Every engineer dreams of building his/her own product. Most ideas don’t progress any further, either because it was idle thinking, or on further reflection, they become less interesting. When a concept refuses to die, and you feel driven to explore it further, then some basic analysis must follow. What problem does it solve? Who benefits from the solution? Can you quantify its impact on the beneficiaries?
Ideas emanate in a number of ways. They can be a solution to problems that you observed at work or elsewhere. Perhaps you have spotted new opportunities arising from evolution or disruptive change in technology, environment or circumstances. For example, the advent of the PC, internet, and broadband connectivity over the past three decades, led to software that provided unique new functionality (e-mail, internet chat) or simply a new and better way of doing old things (online purchases).
Many companies have succeeded by catching a new technology curve early, and overcoming existing players (Microsoft with PC operating system, Novell with networking, Hotmail with internet mail, and recently SalesForce.com with SaaS).
Responsiveness to technology shifts is not an attribute of only small companies. IBM, for instance, has adapted to several generational changes in hardware and software. After its formal naming in 1924, IBM has seen competitors appear and fade away in the punched card, mainframe, minicomputer, PC, networking and the internet eras. Through them all, it has remained the No.1 technology company by re-inventing itself.
In comparison, here is what the CEO (Ken Olson) of Digital Equipment Corporation (DEC), a mini-computer vendor and strong IBM competitor, had to say in 1977, “There is no reason for any individual to have a computer in their home”.
Not surprisingly, DEC was eventually over-run by the PC revolution. IBM, on the other hand, launched its PC in 1981, and tied up with Intel and Micro- soft, to emerge stronger.
Your generic idea should be transformed into a rough product concept. Entrepreneurs should have sufficient domain and technical expertise to conceptualize how the idea, combined with its practical implementation, can address specific user or industry challenges. You can then, scope the problem and formulate a distinct and bounded solution.
The next step is to explore who your customers will be. At the most basic level, the product should provide a good solution to a known problem for a reasonably large set of people. The product may enhance a capability (what it can do), process (how to do it), performance (speed of doing it), or usability (ease of use) relative to the current methods. It must be reasonably unique and fairly difficult for someone else to quickly emulate.
Ideas don’t have to be unique to be successful. Excel overtook Lotus 1-2-3, the leading DOS spreadsheet, only because Lotus failed to make the transition to Windows quickly.

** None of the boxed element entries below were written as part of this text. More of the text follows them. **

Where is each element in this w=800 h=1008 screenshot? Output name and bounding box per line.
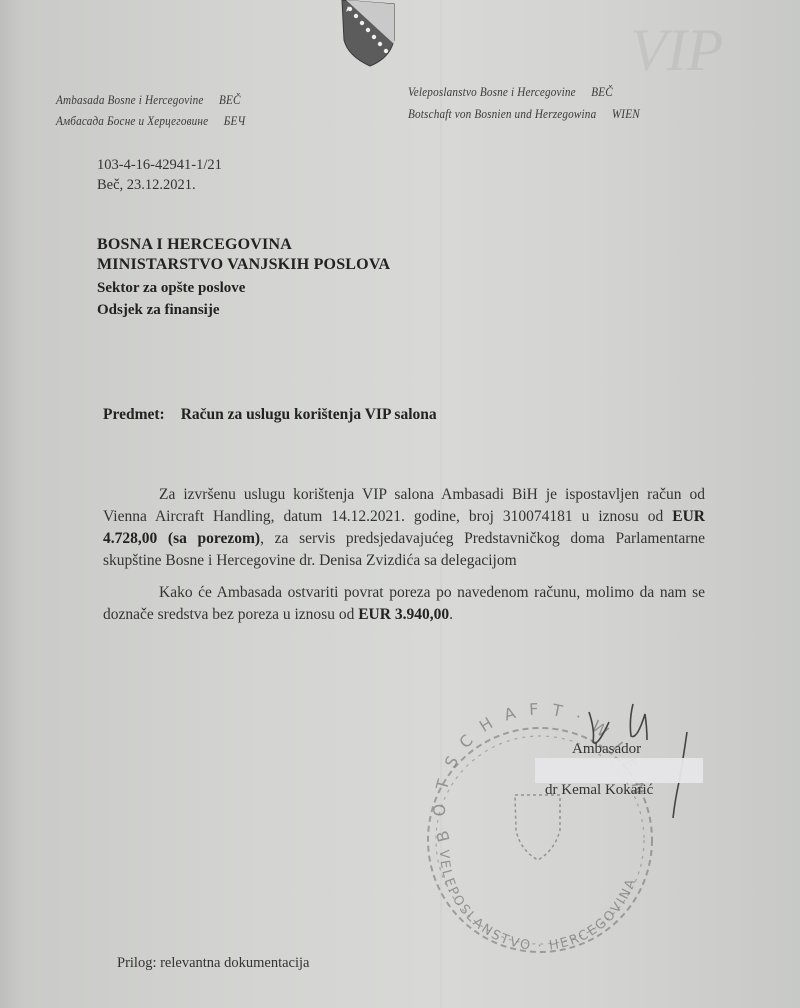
- page-edge-shadow: [0, 0, 24, 1008]
- svg-text:VELEPOSLANSTVO · HERCEGOVINA: VELEPOSLANSTVO · HERCEGOVINA: [436, 849, 640, 954]
- reference-number: 103-4-16-42941-1/21: [97, 157, 222, 174]
- letterhead-left-line1: Ambasada Bosne i HercegovineBEČ: [56, 92, 241, 108]
- letterhead-city: BEČ: [219, 92, 241, 107]
- signatory-name: dr Kemal Kokarić: [545, 782, 653, 799]
- faint-watermark: VIP: [620, 10, 780, 90]
- letterhead-city: БЕЧ: [224, 113, 246, 128]
- letterhead-text: Амбасада Босне и Херцеговине: [56, 113, 208, 128]
- letterhead-city: BEČ: [591, 84, 613, 99]
- letterhead-city: WIEN: [612, 106, 640, 121]
- body-paragraph-2: Kako će Ambasada ostvariti povrat poreza…: [103, 582, 705, 626]
- letter-page: VIP Ambasada Bosne i HercegovineBEČ Амба…: [0, 0, 800, 1008]
- place-date: Beč, 23.12.2021.: [97, 177, 196, 194]
- recipient-ministry: MINISTARSTVO VANJSKIH POSLOVA: [97, 256, 390, 274]
- recipient-country: BOSNA I HERCEGOVINA: [97, 236, 292, 254]
- letterhead-text: Botschaft von Bosnien und Herzegowina: [408, 106, 596, 121]
- letterhead-right-line1: Veleposlanstvo Bosne i HercegovineBEČ: [408, 84, 613, 100]
- svg-text:VIP: VIP: [630, 17, 723, 83]
- letterhead-text: Veleposlanstvo Bosne i Hercegovine: [408, 84, 576, 99]
- body-paragraph-1: Za izvršenu uslugu korištenja VIP salona…: [103, 484, 705, 572]
- signatory-title: Ambasador: [572, 741, 641, 758]
- redaction-box: [535, 758, 703, 783]
- recipient-sector: Sektor za opšte poslove: [97, 280, 245, 297]
- recipient-department: Odsjek za finansije: [97, 302, 220, 319]
- body-text: .: [449, 606, 453, 623]
- attachment-note: Prilog: relevantna dokumentacija: [117, 955, 309, 972]
- letterhead-left-line2: Амбасада Босне и ХерцеговинеБЕЧ: [56, 113, 245, 129]
- letterhead-right-line2: Botschaft von Bosnien und HerzegowinaWIE…: [408, 106, 640, 122]
- requested-amount: EUR 3.940,00: [358, 606, 449, 623]
- subject-text: Račun za uslugu korištenja VIP salona: [181, 406, 437, 423]
- subject-line: Predmet:Račun za uslugu korištenja VIP s…: [103, 406, 437, 424]
- letterhead-text: Ambasada Bosne i Hercegovine: [56, 92, 204, 107]
- subject-label: Predmet:: [103, 406, 165, 423]
- bih-coat-of-arms-icon: [340, 0, 396, 68]
- body-text: Za izvršenu uslugu korištenja VIP salona…: [103, 486, 705, 525]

Sometimes, leaders don’t recognize disruptive changes. In a 1998 paper, Google’s founders described an innovative concept called PageRank, which took advantage of the Web’s link structure to produce a global importance ranking of every web page. This helped users quickly make sense of the vast heterogeneity of the World Wide Web. AltaVista, the leading search engine amongst 30+ others at the time, turned down the chance to buy Google for $1 million, saying spam would make PageRank useless. Yahoo also declined to purchase Google, supposedly because they didn’t want to focus on search, which they felt only sent users away from Yahoo.com.
Size also does not guarantee success. After their search engine and Gmail made Google into a challenger to Microsoft, they attempted to target Microsoft’s cash cow (MS-Office) with an online spreadsheet in 2006. Analysts expected this to eat into Excel (and Office) market share, but the latter continues to dominate. Still, in 2009, this competition forced Microsoft into announcing a future online, free version of MS-Office.
Ideas are like movie scripts. Most of them sound familiar. They are often a combination of previously seen sub-plots, with new twists added. Still, many of them become successful, especially if they have some novelty and are executed well. Even remakes succeed if presented differently. Very rarely do you see a hit movie with a truly unique script.